Des crèches insolites

De nouveaux acteurs se lancent dans la création de crèches, à l’instar de la SNCF qui veut en installer au sein de certaines de ses gares. Elles seront destinées aux nombreux parents qui travaillent à l’extérieur de leur lieu d’habitation et qui font l’aller-retour dans la journée. L’expérience a déjà été menée en 2010 à Rouanne (Loire) où une ancienne bagagerie a été reconvertie en crèche. D’ici 2012, les gares d’Ermont-Eaubonne (Val d’Oise), et la Gare du Nord (Paris) accueilleront leurs propres crèches. Les locaux seront loués à des professionnels de la petite enfance qui prendront en charge la garde des enfants. Mais toutes les gares n’ont pas la capacité d’ouvrir une crèche. Pour cela, il faut posséder l’espace disponible. Une dizaine d’autres crèches devraient voir le jour dans les trois prochaines années.

Plus de flexibilité

En parallèle, se construit le premier réseau national de micro-crèches privées conventionnées.

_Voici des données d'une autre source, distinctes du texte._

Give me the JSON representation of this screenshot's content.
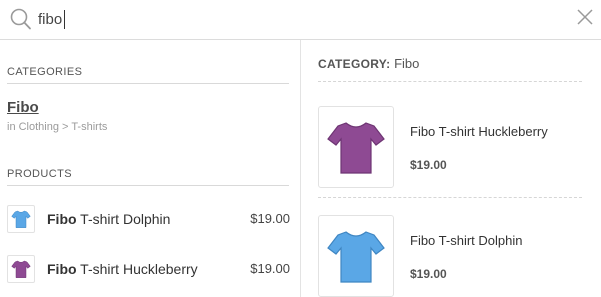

Leur particularité : elles accueillent neuf enfants au maximumt, âgés de 0 à 6 ans, et les horaires y sont plus flexibles que dans une structure classique. Les micro-crèches avaient été autorisées à titre expérimental par un décret du 20 février 2007 et ont pour objectif de compléter les crèches déjà existantes, sans les remplacer. Aujourd’hui, elles attirent communes, associations et  établissements publics en tous genres. Pour créer une micro-crèche, il faut cependant posséder impérativement les qualités requises pour s’occuper de jeunes enfants, et faire appel à au moins trois professionnels diplômés et une directrice. Le recrutement du personnel reste plus souple qu’ailleurs. Les salariés sont soit des assistantes maternelles qui ont reçu un agrément de plus de cinq ans, soit des diplômés CAP petite enfance avec au moins deux ans d’expérience auprès de jeunes enfants. Côté locaux, les micro-crèches peuvent s’installer dans une maison ou un appartement, de préférence en rez-de-chaussée, si cet espace répond aux critères de sécurité et d’hygiène obligatoires pour les établissements d’accueil de jeunes enfants, et si sa superficie est d’au moins 100 m2. La présence d’un espace privatisé dehors ou d’un jardin à proximité est fortement recommandée.
Ces innovations devraient faciliter la tâche des parents souvent démunis face au manque de structures d’accueil pour leurs enfants, et aider plus de mamans à reprendre leur travail.